Below are things that you can expect to learn from this course:
Learn the basic fundamentals of sales forecasting
Learn how time series forecasting models work. This section will cover data collection, data exploration, preprocessing, train test split, model selection, model training, and forecasting
Learn about factors that can contribute to sales performance, such as seasonal trends, market saturation and supply chain efficiency
Learn how to find and download datasets from Kaggle
Learn how to clean dataset by removing missing rows and duplicate values
Learn how to conduct customer segmentation analysis
Learn how to analyze order fulfillment efficiency
Learn how to analyze sales performance trend
Learn how to build sales forecasting model using ARIMA, SARIMA, LightGBM, Random Forest, and LSTM
Learn how to evaluate forecasting model’s accuracy and performance by calculating mean absolute error and conduct residual analysis
Additional Projects
Learning about KPIs in Sales: In this project, you'll dive into crucial sales KPIs such as conversion rate, sales growth, churn rate, customer lifetime value (CLV), and customer acquisition cost. These KPIs provide valuable insights into the effectiveness of sales strategies and help businesses optimize their performance.

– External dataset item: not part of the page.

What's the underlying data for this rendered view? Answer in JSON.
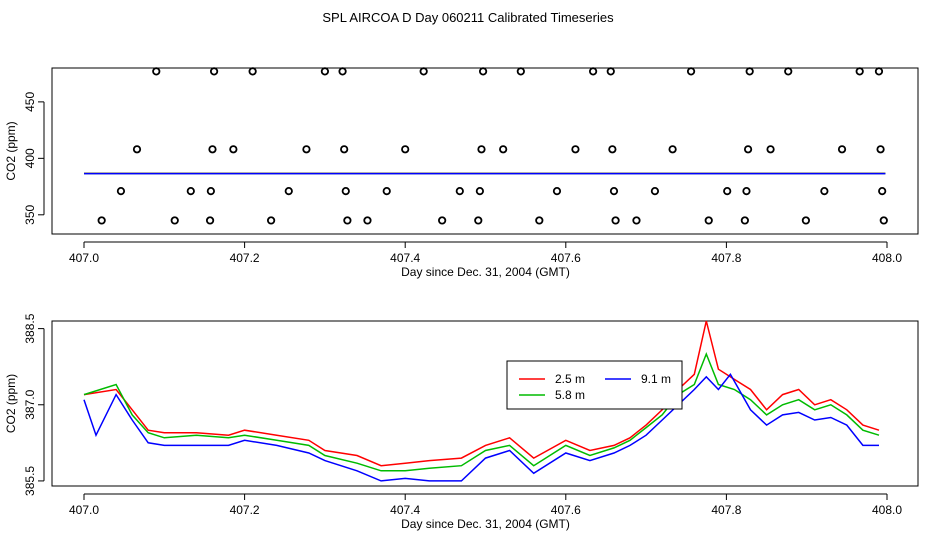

Forecast Sales Using XGBoost: This project will guide you through forecasting sales using XGBoost, a powerful machine learning algorithm. You’ll learn how to use historical data to make accurate predictions about future sales, enabling businesses to plan more effectively.
Forecast Sales Using GRU: In this project, you’ll explore forecasting sales with GRU (Gated Recurrent Unit), a type of neural network that works well with time series data. By applying GRU, you’ll be able to generate accurate sales forecasts that account for trends and patterns over time.